1 Timoteo 2
La Buena Noticia - Felipe de Fuenterrabía (NT) ›1II. El buen orden de la iglesia (2,1-3,16) Recomendación de la oración litúrgica. Te recomiendo, pues, ante todo que se hagan peticiones, oraciones, súplicas y acciones de gracias por todos los hombres;
2por los reyes y por todos los constituidos en dignidad, para que gocemos de una vida tranquila y sosegada con toda piedad y dignidad.
3Esto es hermoso y grato a los ojos de Dios, nuestro salvador,
4que quiere que todos los hombres se salven y lleguen al pleno conocimiento de la verdad.
5Porque Dios es único y único es también el mediador entre Dios y los hombres, Cristo Jesús, hombre también él,
6que se entregó a sí mismo como precio de rescate por todos. Este es el testimonio que nos ha dado Dios a su tiempo;
7y para su promulgación me ha constituido mensajero y apóstol —digo la verdad, no miento—, maestro de los gentiles en la fe y en la verdad.
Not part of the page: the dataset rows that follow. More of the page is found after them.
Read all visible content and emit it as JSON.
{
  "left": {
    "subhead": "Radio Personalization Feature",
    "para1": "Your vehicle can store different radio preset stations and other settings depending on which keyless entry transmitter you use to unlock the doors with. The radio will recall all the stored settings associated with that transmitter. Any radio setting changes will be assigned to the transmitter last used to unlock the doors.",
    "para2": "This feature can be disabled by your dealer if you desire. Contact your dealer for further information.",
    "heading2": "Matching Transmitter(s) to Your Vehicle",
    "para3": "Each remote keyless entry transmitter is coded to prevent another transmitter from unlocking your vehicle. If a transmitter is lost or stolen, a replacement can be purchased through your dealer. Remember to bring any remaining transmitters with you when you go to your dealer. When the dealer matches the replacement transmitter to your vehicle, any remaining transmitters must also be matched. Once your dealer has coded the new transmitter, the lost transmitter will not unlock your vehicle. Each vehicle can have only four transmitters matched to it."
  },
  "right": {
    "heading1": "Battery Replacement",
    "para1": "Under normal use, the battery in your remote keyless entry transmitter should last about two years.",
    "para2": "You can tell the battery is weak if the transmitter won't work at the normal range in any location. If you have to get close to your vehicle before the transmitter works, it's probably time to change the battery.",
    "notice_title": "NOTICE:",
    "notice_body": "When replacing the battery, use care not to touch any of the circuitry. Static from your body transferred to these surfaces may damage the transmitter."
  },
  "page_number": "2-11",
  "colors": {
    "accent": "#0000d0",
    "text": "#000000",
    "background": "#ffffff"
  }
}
8Modo externo de la oración litúrgica en hombres y mujeres. Así pues, quiero que los hombres en todos los lugares oren levantando al cielo las manos puras, y sin ira ni altercados.
9Asimismo, que las mujeres se presenten en la asamblea con traje decoroso; arregladas con recato y modestia, sin trenzas ni oro ni perlas ni suntuosos vestidos.
10Vayan más bien adornadas con buenas obras, como conviene a mujeres que hacen profesión de piedad.
11Durante la instrucción, las mujeres guarden silencio con toda sumisión.
12No consiento que la mujer enseñe en público ni que ejerza autoridad sobre el hombre. Quiero que se mantenga en silencio.
13Fue formado primero Adán, después Eva.
14Y no fue Adán el seducido, sino que lo fue Eva. Y así, seducida, incurrió en la transgresión.
15Pero la mujer se salvará por el cumplimiento de los deberes de su maternidad, si persevera en la fe, en la caridad y en el ejercicio de la santificación con toda modestia.